L’audace costruzione di questa antica e meravigliosa struttura architettonica ispirò la fantasia popolare. Si racconta infatti che ,dopo svariati tentativi falliti,i lanzesi chiesero aiuto proprio al Diavolo per erigere il ponte. Strinsero,dunque,un patto col demonio.In cambio,però,egli chiese l’anima del primo essere umano che passasse sull’impalcatura. Il patto fu fatto e il ponte non crollò.Ma gli abitanti decisero erroneamente di ingannare il diavolo: al posto di un uomo,fecero trovare un sacco,forse un cane,forse una forma di formaggio. Questo tentato inganno fece adirare il diavolo che raggiunse Lanzo e passo il ponte con un solo passo. Si può infatti notare ”l’orma del diavolo” di fronte alla cappella di San Rocco. Le sue zampe,guidate dalla rabbia,vennero sbattute violentemente sulle rocce formando  le caratteristiche “Marmitte dei Giganti”.L’arco costruito sul ponte viene visto come un portone atto a  tenere il demone furioso lontano dal borgo.

 

Il ponte,fra i più beli d’Italia,offre una panoramica suggestiva sui monti circostanti e vede una grandissima affluenza di visitatori e turisti.

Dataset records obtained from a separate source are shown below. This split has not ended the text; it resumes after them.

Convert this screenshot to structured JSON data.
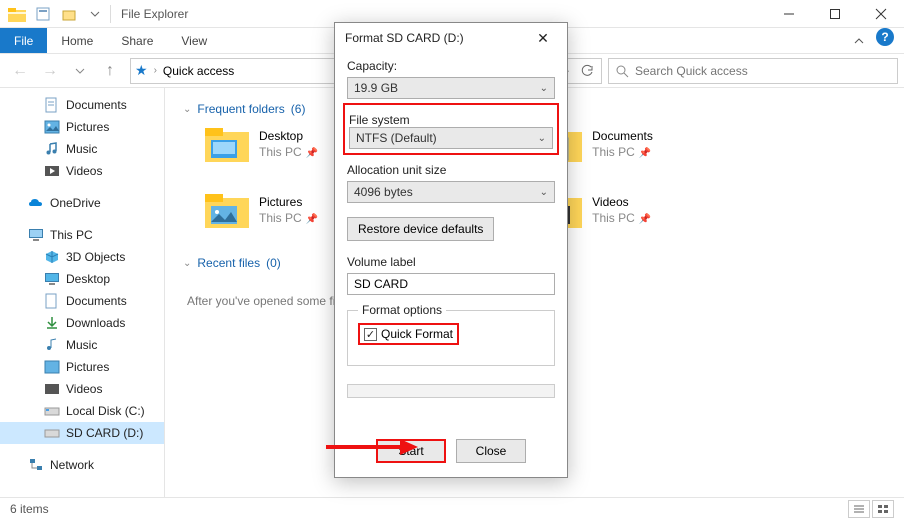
{
  "window": {
    "title": "File Explorer"
  },
  "ribbon": {
    "file": "File",
    "home": "Home",
    "share": "Share",
    "view": "View"
  },
  "address": {
    "location": "Quick access"
  },
  "search": {
    "placeholder": "Search Quick access"
  },
  "sidebar": {
    "quick": [
      {
        "label": "Documents",
        "icon": "documents"
      },
      {
        "label": "Pictures",
        "icon": "pictures"
      },
      {
        "label": "Music",
        "icon": "music"
      },
      {
        "label": "Videos",
        "icon": "videos"
      }
    ],
    "onedrive": "OneDrive",
    "thispc": "This PC",
    "pc": [
      {
        "label": "3D Objects"
      },
      {
        "label": "Desktop"
      },
      {
        "label": "Documents"
      },
      {
        "label": "Downloads"
      },
      {
        "label": "Music"
      },
      {
        "label": "Pictures"
      },
      {
        "label": "Videos"
      },
      {
        "label": "Local Disk (C:)"
      },
      {
        "label": "SD CARD (D:)"
      }
    ],
    "network": "Network"
  },
  "sections": {
    "frequent": {
      "title": "Frequent folders",
      "count": "(6)"
    },
    "recent": {
      "title": "Recent files",
      "count": "(0)",
      "note": "After you've opened some files, we'll show the most recent ones here."
    }
  },
  "folders": {
    "left": [
      {
        "name": "Desktop",
        "sub": "This PC"
      },
      {
        "name": "Pictures",
        "sub": "This PC"
      }
    ],
    "right": [
      {
        "name": "Documents",
        "sub": "This PC"
      },
      {
        "name": "Videos",
        "sub": "This PC"
      }
    ]
  },
  "statusbar": {
    "items": "6 items"
  },
  "dialog": {
    "title": "Format SD CARD (D:)",
    "capacity_label": "Capacity:",
    "capacity_value": "19.9 GB",
    "filesystem_label": "File system",
    "filesystem_value": "NTFS (Default)",
    "alloc_label": "Allocation unit size",
    "alloc_value": "4096 bytes",
    "restore": "Restore device defaults",
    "volume_label": "Volume label",
    "volume_value": "SD CARD",
    "format_options": "Format options",
    "quick_format": "Quick Format",
    "start": "Start",
    "close": "Close"
  }
}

Nell’Ottocento fu cantato dal poeta e politico  Giovanni Prati e dal drammaturgo Angelo Brofferio, nel Novecento,invece, dal poeta torinese Nino Costa. 

Nelle immagini presenti,scattate dal fotografo Davide Boccardo ,è possibile vedere il panorama meraviglioso . Nonostante la leggenda, è  un luogo paradossalmente paradisiaco dove poter fare un pic nic e passare il tempo libero immersi nel verde.